A bystander, Juan Rojelio, 57, from the Chiricahua Apache tribe, scoffs at the grown men prancing around pretending to be Vikings or privateers. Rojelio's booth displays traditional Apache garb. “Everyone else is make-believe,” he says. In a startling departure from the mimed injuries of the rest of the weekend, Rojelio has strung a captured soldier up to the tree next to his tent: a homemade white-man mannequin with a blood-streaked face, bound, with his feet in the air.

“We would throw pitch on them and light them on fire in retaliation for atrocities they did to us,” he adds.

But for the most part, the lens of history replaces gore with glory. A group of four young boys carrying plastic pistols and clad in army-green camouflage dance around near the battlefield, begging their mothers to buy them more toy guns.

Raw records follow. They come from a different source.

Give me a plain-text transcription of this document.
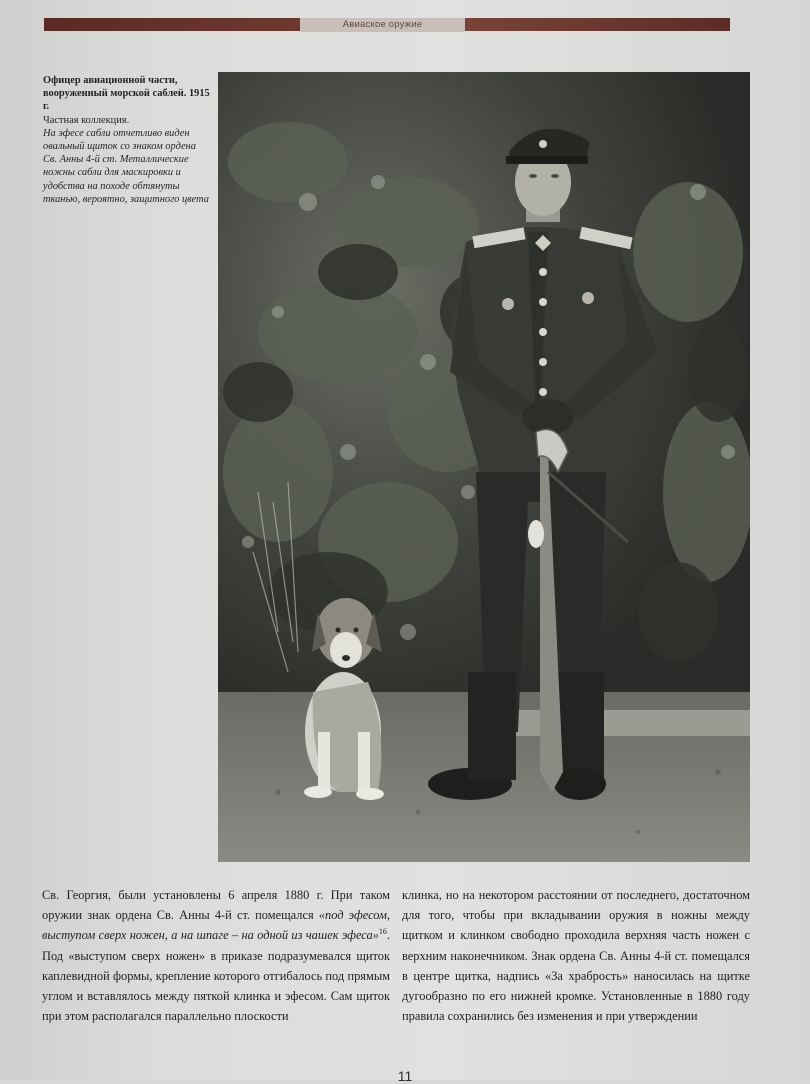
Авиаское оружие
Офицер авиационной части, вооруженный морской саблей. 1915 г.
Частная коллекция.
На эфесе сабли отчетливо виден овальный щиток со знаком ордена Св. Анны 4-й ст. Металлические ножны сабли для маскировки и удобства на походе обтянуты тканью, вероятно, защитного цвета

Св. Георгия, были установлены 6 апреля 1880 г. При таком оружии знак ордена Св. Анны 4-й ст. помещался «под эфесом, выступом сверх ножен, а на шпаге – на одной из чашек эфеса»$^{16}$. Под «выступом сверх ножен» в приказе подразумевался щиток каплевидной формы, крепление которого отгибалось под прямым углом и вставлялось между пяткой клинка и эфесом. Сам щиток при этом располагался параллельно плоскости

клинка, но на некотором расстоянии от последнего, достаточном для того, чтобы при вкладывании оружия в ножны между щитком и клинком свободно проходила верхняя часть ножен с верхним наконечником. Знак ордена Св. Анны 4-й ст. помещался в центре щитка, надпись «За храбрость» наносилась на щитке дугообразно по его нижней кромке. Установленные в 1880 году правила сохранились без изменения и при утверждении

11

“I like armies 'cause they throw grenades and they blow up, like, almost everywhere,” says Charlie, who is 6 years old. His friend Caleb, age 7, agrees.

“Grenades can kill a bunch of people at once!” he says cheerfully.

Re-enactments are well-intentioned, but it's hard not to come away wanting a reality check. Afterwards, I Facebook chat with a friend of mine in the Navy who has been stationed in Kabul for the past four months. He tells me re-enactments glorify war to children, “as if Hollywood isn't doing a good enough job with that already,” and says he'd be “pretty freaked out” if people dress up to perform the war in Afghanistan 50 years from now.

He types: “its obvious those people have never been shot at. I dont care how much call of duty you've played, it's quite different when people are trying to actually kill you… i've been rocketed and shot at, but ive never had to fire back. i can tell you though… it made me want to shit my pants.”